A coalition security official based in Baghdad, who asked not to be identified so he could speak openly, said it was clear that the Islamic State was trying to consolidate its hold on Anbar at the same time it was working to eliminate potential Western allies.
“The Islamic State is basically launching a counterinsurgency operation,” the official said.
Al-Tamimi said the Islamic State appeared to have determined that it was no longer useful to forgive local tribesmen who’d previously worked with the government. Allowing tribesmen to repent and be allowed to live had its “time and place.” But as the Islamic State sets a priority of consolidating territorial gains, such forgiveness won’t help it make further gains in Anbar, he said.
That’s likely to spell an increasingly brutal fight for Anbar. “Things are going through a dangerous phase,” said Hikmat Sulayman Ayada, the head of the Anbar provincial council’s security committee.
Evidence of that came as Iraqi security forces initially pushed back Islamic State advances on Ramadi’s eastern edge. At least 25 bodies of Albu Fahd tribe members were found. The men appeared to have been executed, and many viewed it as a revenge attack prompted by the tribe’s close ties to the Iraqi government.
“It’s natural that Daash killed the sons of the Albu Fahd tribe,” Ayada said, using a common Arabic acronym for the Islamic State. “They were standing against the organization and carrying weapons.”
There’s been a string of similar killings in the province over the past month, the most deadly of which was the so-called massacre of more than 300 members of the Albu Nimr tribe in a village in western Anbar earlier in November. The bodies, including those of dozens of women and children, were dumped in a well. They showed signs of systematic killings, according to Iraq’s Human Rights Ministry.

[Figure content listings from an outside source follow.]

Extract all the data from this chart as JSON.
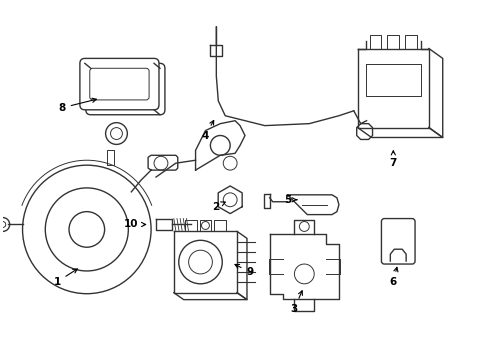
{
  "background_color": "#ffffff",
  "line_color": "#333333",
  "label_color": "#000000",
  "fig_width": 4.9,
  "fig_height": 3.6,
  "dpi": 100
}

Those killings show the Islamic State is taking a more hard-line approach toward those who oppose it, in contrast to military operations that were coupled earlier in the year with announcements that those who’d worked with government forces were eligible for “towba,” or forgiveness.
The initial effort to seize more of Ramadi was highly coordinated and complex, local officials said. Under the cover of poor weather that Iraqi government officials claim made it impossible to provide air support, the Islamic State effectively launched simultaneous assaults on a number of fronts, attacking the city from all sides.
Islamic State fighters, local officials say, were armed with heavy artillery and car bombs as well as boats and rafts, which made it possible to cross the Euphrates to the city’s north and use the river’s banks for cover.
Government-aligned forces were able to resist the initial assault on territory they still controlled, but fierce clashes with Islamic State fighters continue as the group attempts to capture the remaining pockets of the provincial capital.
Anbar council member Ayada said local security and tribal forces had managed to hold the city center, which he described as “calm,” while clashes continued to the south and west of the city, where Islamic State fighters had sent fresh reinforcements.
Anbar province Chairman Faleh al-Issawi said he’d called on Iraq’s central government to lend more help to the fight against Islamic State, but that so far his calls to Baghdad had been in vain.
“The central government is not serious about resolving the crisis in Anbar,” he said from Ramadi in a phone interview. “It’s simple: We need a fixed armored brigade in Ramadi to repel any assault on the city.”
Security sources in Baghdad say there are no indications that reinforcements have been sent to Ramadi.
George is a McClatchy special correspondent.